Les condition des Etats-Unis pour lever les sanctions imposées à la Russie

  17 Mars 2016    Lu: 868
Les condition des Etats-Unis pour lever les sanctions imposées à la Russie
Les sanctions contre la Russie seront maintenues tant que ce pays n’aura pas cessé son emprise sur la Crimée », a déclaré, mercredi, John Kirby, le porte-parole du département d’Etat américain.
En mars 2014, à la suite d’un référendum, la Crimée a été séparée du sol ukrainien avant d’être rattachée à la Russie tandis que l’Ukraine ainsi que ses alliés rejettent ce référendum.

Barak Obama, le président américain a prolongé, il y a 2 semaines, les sanctions contre la Russie pour ce qu’il appelle «ses ingérences en Ukraine ».

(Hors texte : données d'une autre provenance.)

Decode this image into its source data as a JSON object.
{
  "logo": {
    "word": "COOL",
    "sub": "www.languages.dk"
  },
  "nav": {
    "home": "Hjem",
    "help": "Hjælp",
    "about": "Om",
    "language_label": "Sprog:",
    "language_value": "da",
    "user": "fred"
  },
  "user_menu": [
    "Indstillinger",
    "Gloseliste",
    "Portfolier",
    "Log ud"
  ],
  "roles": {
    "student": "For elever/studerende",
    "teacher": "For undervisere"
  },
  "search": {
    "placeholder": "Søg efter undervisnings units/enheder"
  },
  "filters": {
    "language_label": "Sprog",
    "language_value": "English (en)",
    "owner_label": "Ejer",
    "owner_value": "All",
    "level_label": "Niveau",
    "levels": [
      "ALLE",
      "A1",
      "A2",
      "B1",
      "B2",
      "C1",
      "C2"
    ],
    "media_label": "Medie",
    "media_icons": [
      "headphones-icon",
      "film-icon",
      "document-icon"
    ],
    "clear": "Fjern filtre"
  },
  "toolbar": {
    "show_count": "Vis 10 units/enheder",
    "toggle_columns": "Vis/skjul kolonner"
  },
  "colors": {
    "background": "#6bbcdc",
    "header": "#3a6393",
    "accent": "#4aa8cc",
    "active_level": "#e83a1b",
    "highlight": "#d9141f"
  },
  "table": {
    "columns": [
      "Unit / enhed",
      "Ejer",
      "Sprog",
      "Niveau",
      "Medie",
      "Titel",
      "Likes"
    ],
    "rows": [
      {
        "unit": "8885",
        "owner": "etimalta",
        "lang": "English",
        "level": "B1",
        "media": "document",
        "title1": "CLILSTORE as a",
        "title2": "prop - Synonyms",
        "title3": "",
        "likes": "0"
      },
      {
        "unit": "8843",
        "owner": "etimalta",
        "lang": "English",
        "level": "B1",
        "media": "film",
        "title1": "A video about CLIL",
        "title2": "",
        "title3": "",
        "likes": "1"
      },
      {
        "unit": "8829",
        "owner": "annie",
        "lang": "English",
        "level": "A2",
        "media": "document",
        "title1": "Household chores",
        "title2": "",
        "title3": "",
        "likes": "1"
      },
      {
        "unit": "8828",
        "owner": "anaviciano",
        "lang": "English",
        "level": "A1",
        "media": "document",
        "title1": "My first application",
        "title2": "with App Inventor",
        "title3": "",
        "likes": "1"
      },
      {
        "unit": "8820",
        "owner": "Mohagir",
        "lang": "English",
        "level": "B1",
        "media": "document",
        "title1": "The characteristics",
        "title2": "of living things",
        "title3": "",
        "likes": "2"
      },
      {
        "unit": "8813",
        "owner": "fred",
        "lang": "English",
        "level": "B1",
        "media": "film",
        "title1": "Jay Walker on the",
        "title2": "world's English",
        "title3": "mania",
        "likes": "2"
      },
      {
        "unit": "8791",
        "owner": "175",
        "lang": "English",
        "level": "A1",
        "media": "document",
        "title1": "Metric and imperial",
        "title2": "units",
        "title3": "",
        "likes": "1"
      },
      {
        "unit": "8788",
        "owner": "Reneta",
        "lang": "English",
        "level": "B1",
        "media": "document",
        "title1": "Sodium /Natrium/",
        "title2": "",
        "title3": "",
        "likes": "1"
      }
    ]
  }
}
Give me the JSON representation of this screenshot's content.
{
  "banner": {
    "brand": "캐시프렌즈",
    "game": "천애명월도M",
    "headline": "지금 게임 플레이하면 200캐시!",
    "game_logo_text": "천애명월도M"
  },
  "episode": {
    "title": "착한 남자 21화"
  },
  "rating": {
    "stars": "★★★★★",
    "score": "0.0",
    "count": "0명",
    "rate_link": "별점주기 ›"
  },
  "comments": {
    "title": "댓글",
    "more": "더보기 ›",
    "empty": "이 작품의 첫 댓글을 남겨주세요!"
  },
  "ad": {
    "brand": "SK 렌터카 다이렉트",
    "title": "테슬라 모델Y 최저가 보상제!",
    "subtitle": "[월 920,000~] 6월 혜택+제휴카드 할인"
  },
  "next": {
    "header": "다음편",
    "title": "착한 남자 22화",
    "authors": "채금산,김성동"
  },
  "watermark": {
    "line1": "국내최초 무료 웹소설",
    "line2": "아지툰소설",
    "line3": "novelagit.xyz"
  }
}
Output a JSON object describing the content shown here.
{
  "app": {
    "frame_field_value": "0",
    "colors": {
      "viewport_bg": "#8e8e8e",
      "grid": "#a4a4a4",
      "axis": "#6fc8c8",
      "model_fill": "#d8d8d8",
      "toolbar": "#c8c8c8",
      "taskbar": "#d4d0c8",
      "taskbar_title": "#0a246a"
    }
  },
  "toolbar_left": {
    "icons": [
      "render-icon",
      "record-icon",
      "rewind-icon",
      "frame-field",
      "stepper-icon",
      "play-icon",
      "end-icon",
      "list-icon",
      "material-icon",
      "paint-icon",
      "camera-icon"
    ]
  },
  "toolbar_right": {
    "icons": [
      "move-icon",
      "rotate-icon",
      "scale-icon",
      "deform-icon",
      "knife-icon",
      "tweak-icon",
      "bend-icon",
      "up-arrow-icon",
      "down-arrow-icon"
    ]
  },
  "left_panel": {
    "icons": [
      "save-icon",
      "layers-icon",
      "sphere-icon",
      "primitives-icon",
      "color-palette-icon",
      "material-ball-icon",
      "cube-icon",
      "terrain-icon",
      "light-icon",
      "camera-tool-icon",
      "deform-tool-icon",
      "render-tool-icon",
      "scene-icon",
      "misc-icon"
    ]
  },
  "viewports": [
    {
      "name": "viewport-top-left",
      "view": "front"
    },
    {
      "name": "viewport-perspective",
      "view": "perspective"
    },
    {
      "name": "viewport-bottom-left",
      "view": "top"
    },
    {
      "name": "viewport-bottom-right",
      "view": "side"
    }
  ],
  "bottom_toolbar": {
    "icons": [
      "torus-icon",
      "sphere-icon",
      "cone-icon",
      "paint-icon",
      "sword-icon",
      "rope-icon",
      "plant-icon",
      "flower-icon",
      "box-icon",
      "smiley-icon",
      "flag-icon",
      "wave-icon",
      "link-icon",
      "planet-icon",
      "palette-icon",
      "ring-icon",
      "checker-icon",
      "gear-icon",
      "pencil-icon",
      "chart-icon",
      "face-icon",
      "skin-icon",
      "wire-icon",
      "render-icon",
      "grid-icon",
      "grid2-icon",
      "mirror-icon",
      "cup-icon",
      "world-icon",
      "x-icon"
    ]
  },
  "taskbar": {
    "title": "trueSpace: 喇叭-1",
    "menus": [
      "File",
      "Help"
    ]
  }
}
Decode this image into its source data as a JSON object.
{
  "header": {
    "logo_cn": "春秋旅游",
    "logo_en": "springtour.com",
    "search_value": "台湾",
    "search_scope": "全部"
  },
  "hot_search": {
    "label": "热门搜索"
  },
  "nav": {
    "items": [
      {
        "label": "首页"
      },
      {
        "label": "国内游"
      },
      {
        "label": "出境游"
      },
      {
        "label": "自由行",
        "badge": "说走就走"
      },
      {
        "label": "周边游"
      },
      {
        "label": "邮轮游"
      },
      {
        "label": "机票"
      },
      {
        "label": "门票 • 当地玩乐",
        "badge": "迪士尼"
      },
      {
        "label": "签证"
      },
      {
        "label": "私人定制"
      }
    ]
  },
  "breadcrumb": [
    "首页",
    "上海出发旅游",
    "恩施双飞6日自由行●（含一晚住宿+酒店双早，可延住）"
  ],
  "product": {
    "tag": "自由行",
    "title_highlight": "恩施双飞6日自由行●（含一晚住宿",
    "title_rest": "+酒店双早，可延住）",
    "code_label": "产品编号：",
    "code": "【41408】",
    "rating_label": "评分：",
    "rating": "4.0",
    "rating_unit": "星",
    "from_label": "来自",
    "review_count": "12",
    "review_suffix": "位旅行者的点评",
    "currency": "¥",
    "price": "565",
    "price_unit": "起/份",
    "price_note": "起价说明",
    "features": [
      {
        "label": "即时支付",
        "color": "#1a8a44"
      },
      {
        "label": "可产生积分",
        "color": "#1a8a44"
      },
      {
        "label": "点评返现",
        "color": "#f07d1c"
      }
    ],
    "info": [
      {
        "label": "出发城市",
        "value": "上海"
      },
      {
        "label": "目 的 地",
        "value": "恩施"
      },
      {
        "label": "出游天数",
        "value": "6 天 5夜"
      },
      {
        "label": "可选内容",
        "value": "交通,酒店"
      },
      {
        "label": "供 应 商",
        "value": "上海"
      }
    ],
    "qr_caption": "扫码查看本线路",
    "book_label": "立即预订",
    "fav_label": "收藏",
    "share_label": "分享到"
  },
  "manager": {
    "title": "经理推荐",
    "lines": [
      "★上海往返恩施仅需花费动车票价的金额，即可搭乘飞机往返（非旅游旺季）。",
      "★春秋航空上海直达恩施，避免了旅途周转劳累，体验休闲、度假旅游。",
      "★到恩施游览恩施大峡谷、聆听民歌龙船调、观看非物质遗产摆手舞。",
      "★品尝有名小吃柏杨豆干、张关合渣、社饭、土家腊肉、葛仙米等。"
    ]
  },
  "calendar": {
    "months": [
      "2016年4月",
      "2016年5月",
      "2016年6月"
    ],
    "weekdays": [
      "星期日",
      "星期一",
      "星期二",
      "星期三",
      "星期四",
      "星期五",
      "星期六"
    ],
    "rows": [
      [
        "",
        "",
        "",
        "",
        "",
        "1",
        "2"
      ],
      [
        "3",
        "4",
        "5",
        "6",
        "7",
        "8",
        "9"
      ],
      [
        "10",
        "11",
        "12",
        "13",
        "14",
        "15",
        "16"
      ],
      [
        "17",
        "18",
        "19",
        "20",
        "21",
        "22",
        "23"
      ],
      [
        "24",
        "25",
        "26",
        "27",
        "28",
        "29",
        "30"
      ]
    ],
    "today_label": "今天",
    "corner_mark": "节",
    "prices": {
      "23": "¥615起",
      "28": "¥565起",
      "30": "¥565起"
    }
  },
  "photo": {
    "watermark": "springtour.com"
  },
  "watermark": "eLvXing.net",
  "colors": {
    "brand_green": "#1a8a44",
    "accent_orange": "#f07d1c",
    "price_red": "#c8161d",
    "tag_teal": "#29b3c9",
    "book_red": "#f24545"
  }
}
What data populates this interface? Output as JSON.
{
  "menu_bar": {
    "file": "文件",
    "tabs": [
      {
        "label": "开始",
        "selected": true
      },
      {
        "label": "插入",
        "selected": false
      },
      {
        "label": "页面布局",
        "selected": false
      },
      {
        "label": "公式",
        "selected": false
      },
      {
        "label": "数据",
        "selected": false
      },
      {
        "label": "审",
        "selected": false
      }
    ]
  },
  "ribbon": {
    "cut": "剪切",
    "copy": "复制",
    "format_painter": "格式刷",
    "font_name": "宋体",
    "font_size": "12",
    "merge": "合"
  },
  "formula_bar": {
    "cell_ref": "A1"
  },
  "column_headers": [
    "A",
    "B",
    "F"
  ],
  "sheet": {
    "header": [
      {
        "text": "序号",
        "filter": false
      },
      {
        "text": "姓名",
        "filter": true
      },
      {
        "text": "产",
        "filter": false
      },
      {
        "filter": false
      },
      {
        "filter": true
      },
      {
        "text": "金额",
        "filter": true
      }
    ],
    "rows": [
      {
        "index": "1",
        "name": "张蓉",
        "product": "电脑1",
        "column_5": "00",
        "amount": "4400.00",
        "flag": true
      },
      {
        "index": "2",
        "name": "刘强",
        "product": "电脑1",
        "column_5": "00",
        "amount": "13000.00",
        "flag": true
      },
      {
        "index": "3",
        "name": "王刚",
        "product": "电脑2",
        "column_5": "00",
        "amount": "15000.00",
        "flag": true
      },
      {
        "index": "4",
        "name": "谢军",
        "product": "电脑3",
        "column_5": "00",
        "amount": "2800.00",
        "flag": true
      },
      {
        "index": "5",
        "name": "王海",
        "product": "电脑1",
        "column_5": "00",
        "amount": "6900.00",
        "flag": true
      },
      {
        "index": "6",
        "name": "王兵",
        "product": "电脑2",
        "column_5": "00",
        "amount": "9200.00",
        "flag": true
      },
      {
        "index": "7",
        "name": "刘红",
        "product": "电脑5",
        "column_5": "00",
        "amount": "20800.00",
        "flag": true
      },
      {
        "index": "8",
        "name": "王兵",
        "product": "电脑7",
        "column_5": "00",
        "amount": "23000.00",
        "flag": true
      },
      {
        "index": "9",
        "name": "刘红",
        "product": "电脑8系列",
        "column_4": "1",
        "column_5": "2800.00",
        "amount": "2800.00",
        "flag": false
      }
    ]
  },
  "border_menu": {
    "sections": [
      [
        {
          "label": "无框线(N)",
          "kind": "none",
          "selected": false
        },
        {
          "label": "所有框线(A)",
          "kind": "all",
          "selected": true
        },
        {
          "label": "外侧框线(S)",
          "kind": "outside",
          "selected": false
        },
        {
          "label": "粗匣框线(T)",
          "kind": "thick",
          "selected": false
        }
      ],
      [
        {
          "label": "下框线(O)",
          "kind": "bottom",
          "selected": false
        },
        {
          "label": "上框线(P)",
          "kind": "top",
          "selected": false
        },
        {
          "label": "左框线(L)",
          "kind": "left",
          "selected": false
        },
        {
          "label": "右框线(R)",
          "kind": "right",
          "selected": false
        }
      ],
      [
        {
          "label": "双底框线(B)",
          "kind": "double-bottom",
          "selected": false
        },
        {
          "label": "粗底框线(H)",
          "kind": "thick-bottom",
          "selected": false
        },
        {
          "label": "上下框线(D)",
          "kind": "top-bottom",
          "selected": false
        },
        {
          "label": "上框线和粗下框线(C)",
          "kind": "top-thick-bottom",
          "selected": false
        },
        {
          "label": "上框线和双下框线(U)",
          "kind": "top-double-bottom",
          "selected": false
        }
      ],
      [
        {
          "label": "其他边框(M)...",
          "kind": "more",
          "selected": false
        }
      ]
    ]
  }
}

Et pourtant, c’est pour la première fois qu’une autorité officielle américaine, à savoir le porte-parole du département d’Etat américain, parle de rendre la Crimée en Ukraine, comme la préalable à la levée des sanctions de l’Occident contre le Russie.

La crise ukrainienne, le soutien de Moscou aux opposants, dans la région du Donbass (Louhansk et Donetsk), à l’Est de l’Ukraine, et le rattachement de la Crimée constituent le prétexte officiel qu’avancent les Etats-Unis, l’UE et certains autres pays comme le Japon, le Canada, l’Australie contre la Russie mais la Russie n’a pas cédé aux pressions de l’Occident mettant plus ou moins l’accent sur sa prise de position envers l’Ukraine qui consiste à garder la Crimée.

La Russie a, pour sa part, imposé des sanctions à l’UE et les autres pays du bloc de l’Ouest.

Les Etats-Unis jouent le principal rôle dans l’encouragement à poursuivre ce processus. En tant que leader de l’Occident, assistés par leurs alliés européens et non-européens, les Etats-Unis ont opté pour une approche hostile envers la Russie et menée de vastes actions pour imposer des restrictions à l’encontre de Moscou. Ces actions sont entreprises dans les domaines politique, économique, sécuritaire et militaires.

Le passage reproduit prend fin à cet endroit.